You’re absolutely right. We’re being blamed but it’s not even up to us. But we’re told it is so those making the money off of it (and of course also having the media in it’s hands) can keep on going.
Speaking of impactful possibilities is criminalized.
I don’t think this is gonna be a very popular response but here’s my 2 cents after reading a lot of comments.
We are all products of out time. I’m not gonna blame ordinary people for believing what they were told when it was the general consensus at the time.
That doesn’t excuse that behavior today. Today we know better.
But when my parents grew up, burning your garbage in the fire pit was considered recycling. It was the norm.
Today my parents and grandparents don’t burn plastic in a fire pit. Because today we know better. But I don’t think they ignored it 40 years ago. They just didn’t know better.
Good thing we educate people on how to do what we can. Unfortunately, what individuals do doesn’t matter much.
In school I did a project on climate change and in that research, I found that 1 single coal PowerPlant in Germany, released more co2, sulfur, monoxide and what not, in 1 month. Than every single registered vehicle in Sweden combined, does in a whole year.
So being a good citizen and taking my bike to the store and work instead of car (even during winter). Feels like a fart in the wind knowing that. Not to mention cargo-ships and what they use on international waters.
We did manage to change some things for the better - acid rain, ozone depletion, lead in everything. However with conflicting information and some corporations doing everything they can to muddy the consensus, it is hard to do the right thing. It is especially difficult if for years you think you’ve been doing the right thing and find out it was all fake - recycling.
And yet, I still recycle because what the hell else can I do? Just give up and send to landfill? Or hope in the dark that it’s going to recycling.
We already reuse and reduce, I have some clothing from over 20 years ago.

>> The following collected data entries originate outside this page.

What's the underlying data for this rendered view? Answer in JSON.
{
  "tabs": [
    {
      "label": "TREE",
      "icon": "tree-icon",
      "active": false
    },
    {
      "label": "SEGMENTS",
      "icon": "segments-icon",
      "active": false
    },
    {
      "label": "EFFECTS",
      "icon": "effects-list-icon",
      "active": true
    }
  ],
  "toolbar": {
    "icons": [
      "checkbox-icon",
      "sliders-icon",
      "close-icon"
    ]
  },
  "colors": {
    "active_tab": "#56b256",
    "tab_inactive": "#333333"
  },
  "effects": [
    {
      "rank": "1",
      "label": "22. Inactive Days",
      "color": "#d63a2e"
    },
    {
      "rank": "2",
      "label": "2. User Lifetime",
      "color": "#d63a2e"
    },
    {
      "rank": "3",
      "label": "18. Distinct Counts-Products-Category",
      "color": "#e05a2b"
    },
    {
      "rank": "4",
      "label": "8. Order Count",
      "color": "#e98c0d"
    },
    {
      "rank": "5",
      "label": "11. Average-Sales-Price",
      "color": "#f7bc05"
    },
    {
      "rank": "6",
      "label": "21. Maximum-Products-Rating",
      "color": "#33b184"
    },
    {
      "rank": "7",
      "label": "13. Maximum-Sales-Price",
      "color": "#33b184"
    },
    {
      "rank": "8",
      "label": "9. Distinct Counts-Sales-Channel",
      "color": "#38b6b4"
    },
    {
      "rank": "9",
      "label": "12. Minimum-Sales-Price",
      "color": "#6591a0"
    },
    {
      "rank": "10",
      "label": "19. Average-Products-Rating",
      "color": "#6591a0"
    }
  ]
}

I understand your feeling regarding our small action being useless, I feel the same.
What I try to tell myself to keep doing it is: If most of everyone would do it, that fart in the wind would be loud enough to make politician realise they have to take it into account and pass legislation aligned with that.
Deep down though, I know we’ll never be enough to do it for it to have an impact
If we all fart in the wind, maybe it’d be enough to actually smell it.
Wait, that can’t be right.
Negative farts
Yeah. It just feel really pissy, that we’re guilted into not taking the car to work. While coal plants are just spewing out all day.
I’m not saying we shouldn’t do what we can. That’s what the individual can do. I’m just really pissed on all the shit talk from politicians.
There’s 256 coal power plants in Europe. Until politicians have made sure they’ve all closed down, THEN they can start talking about raising tax on fuel for ordinary people, on an environmental basis.
Until such time. They have not done enough themselves. It feels like I’m scooping out water from a boat, and instead of fixing the leak, I’m told I’m not scooping out enough water.
Exactly this. I tried to recycle paper in the 90s in my country and could not for the life of me find out where to go. I had come home from living in a country that did have recycling bins on every corner but even driving around, I could find zero paper recycling.
Even when aware and trying our best, we are quite powerless in general.